あと、民法や刑法でも埋葬に関する規定や罰則があります。
特に刑法第24章第190条には「死体遺棄の規定」があって、墓埋法で定められた方法以外の埋葬に関しては死体遺棄にあたるので注意が必要です。
そこで、埋葬に関して必要な法律上のお墓の定義を理解しておきましょう。
墓埋法では、遺体・遺骨を納める場所は「墳墓」と「納骨堂」の2つに分類されていて、「墳墓」とは遺体・遺骨を埋蔵する施設で一般のお墓のことです。
一方の「納骨堂」は、他人の委託を受けて遺骨を収蔵するために、都道府県の許可を受けた施設と定められています。
ですから、これら以外の埋葬は死体遺棄にあたる可能性も考えられるのです。
ただ散骨や自然葬に関しては、現在では葬送のための祭祀として節度を持って行われる限りでは、遺骨遺棄罪に該当しないとされています。
次にお墓へ埋葬する手続きに関してですが、人が死亡した場合には市町村長に対して、死亡診断書・死体検案書を添えて死亡届を提出する義務があります。
また、火葬を行う場合には市町村長に火葬許可証をもらって、それを火葬場に提出して火葬をしてもらいます。
火葬が終了したら火葬許可証を返却してもらい、これを霊園や寺院の管理者に提示して遺骨を納骨することになります。

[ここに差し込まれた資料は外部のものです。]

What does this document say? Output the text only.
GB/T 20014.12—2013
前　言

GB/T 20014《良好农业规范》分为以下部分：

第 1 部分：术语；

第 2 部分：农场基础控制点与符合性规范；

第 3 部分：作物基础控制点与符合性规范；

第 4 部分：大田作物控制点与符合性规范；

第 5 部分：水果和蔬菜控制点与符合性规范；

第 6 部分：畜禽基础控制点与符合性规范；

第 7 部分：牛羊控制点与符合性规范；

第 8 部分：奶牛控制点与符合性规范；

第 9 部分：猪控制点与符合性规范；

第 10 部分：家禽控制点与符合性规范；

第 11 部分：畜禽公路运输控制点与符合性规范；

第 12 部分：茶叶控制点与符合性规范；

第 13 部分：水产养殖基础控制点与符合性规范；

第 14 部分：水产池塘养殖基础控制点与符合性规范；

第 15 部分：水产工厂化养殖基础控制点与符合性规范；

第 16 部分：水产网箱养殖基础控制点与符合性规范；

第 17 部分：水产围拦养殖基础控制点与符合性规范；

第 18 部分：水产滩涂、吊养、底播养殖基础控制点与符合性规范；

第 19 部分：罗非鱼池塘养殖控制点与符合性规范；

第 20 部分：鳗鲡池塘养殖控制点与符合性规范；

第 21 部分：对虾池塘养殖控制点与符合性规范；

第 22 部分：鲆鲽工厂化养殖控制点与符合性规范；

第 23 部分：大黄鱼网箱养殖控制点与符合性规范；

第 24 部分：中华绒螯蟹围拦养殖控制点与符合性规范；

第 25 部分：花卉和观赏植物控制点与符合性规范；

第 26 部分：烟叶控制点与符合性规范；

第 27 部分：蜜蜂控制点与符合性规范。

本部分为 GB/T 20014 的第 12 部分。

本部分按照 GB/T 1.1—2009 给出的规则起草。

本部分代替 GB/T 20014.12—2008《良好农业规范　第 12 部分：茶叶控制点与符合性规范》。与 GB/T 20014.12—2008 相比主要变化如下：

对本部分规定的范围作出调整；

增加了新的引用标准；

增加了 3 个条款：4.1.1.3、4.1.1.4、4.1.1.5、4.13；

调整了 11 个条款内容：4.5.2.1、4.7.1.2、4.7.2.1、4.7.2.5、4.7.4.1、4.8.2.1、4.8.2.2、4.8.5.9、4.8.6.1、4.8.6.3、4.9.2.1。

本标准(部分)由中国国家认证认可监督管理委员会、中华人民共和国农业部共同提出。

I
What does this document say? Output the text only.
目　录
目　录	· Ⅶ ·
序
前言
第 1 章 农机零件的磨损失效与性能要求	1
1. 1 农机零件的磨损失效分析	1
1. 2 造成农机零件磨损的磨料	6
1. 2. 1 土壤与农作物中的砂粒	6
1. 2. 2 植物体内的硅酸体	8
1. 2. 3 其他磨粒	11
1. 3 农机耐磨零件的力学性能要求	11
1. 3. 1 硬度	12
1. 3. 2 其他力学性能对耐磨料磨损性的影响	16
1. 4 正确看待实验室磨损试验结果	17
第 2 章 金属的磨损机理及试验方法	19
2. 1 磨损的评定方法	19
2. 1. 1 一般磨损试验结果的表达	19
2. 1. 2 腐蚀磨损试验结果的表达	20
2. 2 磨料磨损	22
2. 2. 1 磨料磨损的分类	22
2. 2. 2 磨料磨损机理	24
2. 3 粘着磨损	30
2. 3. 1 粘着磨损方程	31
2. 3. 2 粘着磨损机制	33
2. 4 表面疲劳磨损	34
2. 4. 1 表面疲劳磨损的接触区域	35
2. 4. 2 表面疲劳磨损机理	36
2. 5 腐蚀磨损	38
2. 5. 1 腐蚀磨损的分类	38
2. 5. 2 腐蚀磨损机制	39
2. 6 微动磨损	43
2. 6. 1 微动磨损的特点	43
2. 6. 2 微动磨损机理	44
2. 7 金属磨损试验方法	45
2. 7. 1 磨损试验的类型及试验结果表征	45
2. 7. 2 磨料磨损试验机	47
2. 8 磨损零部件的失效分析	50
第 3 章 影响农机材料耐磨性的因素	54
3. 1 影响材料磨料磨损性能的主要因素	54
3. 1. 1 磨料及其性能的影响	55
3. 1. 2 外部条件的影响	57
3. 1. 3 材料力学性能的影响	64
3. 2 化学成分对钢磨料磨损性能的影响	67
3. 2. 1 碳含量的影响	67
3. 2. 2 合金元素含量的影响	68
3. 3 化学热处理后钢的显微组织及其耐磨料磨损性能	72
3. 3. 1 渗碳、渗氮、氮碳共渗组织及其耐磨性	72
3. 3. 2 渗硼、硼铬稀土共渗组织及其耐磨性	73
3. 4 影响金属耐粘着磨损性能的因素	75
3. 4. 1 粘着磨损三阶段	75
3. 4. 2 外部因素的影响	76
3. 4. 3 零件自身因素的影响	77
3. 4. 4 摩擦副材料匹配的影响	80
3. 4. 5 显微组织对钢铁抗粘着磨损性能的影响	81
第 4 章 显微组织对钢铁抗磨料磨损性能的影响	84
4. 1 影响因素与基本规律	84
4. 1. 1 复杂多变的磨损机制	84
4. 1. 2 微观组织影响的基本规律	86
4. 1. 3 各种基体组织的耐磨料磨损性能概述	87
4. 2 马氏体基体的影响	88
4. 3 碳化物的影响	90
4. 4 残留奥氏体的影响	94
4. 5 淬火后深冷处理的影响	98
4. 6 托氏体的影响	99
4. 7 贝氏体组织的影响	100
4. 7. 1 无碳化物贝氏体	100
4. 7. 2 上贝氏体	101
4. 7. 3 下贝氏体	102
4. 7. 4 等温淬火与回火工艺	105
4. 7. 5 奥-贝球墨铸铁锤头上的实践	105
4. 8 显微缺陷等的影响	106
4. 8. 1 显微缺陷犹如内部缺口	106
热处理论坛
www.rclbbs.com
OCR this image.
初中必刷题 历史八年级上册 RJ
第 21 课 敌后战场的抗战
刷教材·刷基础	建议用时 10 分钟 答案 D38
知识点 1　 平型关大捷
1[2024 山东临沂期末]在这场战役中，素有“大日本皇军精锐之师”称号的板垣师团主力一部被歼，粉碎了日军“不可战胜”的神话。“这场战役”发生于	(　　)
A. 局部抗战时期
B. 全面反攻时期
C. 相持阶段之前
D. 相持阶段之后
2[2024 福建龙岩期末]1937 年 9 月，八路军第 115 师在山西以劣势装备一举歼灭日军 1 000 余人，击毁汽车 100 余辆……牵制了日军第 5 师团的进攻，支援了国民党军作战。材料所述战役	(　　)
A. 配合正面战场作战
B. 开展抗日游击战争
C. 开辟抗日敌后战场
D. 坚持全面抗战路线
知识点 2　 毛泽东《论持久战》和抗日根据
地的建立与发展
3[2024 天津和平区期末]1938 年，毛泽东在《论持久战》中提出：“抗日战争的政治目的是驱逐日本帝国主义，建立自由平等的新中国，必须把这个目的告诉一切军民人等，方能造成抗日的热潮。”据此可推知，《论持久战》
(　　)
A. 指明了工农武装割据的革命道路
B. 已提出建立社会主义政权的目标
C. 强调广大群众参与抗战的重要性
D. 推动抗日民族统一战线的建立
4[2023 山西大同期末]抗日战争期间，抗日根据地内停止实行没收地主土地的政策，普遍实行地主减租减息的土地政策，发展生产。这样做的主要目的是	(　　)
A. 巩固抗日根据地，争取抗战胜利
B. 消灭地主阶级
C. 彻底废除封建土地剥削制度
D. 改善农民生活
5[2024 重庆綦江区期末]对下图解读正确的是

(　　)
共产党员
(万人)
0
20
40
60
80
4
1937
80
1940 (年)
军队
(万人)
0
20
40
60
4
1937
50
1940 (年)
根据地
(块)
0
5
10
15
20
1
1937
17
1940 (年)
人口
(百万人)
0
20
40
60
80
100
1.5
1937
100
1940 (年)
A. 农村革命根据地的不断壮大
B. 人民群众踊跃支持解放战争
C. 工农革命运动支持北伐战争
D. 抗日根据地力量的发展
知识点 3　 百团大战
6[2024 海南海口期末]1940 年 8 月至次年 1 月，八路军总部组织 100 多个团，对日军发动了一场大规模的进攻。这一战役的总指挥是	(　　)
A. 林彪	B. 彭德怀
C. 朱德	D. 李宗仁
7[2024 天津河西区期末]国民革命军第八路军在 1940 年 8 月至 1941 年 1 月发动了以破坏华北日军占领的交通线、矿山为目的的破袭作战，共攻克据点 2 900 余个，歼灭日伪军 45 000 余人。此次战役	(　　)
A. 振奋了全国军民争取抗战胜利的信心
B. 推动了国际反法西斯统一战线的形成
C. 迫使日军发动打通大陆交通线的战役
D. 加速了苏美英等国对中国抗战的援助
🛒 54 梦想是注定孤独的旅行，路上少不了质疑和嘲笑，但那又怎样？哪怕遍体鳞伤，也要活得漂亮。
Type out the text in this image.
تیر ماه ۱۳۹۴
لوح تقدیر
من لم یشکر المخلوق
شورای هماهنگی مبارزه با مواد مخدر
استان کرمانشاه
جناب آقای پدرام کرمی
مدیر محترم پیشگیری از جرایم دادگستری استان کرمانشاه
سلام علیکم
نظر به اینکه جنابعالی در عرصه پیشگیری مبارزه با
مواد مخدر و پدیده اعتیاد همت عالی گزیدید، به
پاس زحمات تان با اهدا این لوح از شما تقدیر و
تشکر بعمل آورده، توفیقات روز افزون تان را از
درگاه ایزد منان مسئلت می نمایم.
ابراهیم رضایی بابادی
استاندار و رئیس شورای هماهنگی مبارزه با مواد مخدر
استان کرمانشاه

お墓の持ち主が死亡した場合にはお墓の承継が発生して、一般的には配偶者や子供が相続するのですが、お墓は「祭祀財産」とされて特別な規定があります。
それは、故人(被相続人)が指定していた人が第一のお墓の承継人となって、指定がない場合には慣習にしたがって承継人が決定されるということです。
あと、墓地を第三者に譲り渡す「譲渡」はできないので、その点も理解しておきましょう。
お墓の購入契約に関しては、法律的に寺院や霊園などの墓地の契約主体とお墓の永代使用権を取得する契約を結ぶと定められています。
つまり、永久にお墓を使用できる権利を取得する契約なのです。
ですから、墓地・霊園で定める「使用規定」を守らない場合には、お墓の使用を取り消されたり、契約を解除されたりする場合もあるので注意しましょう。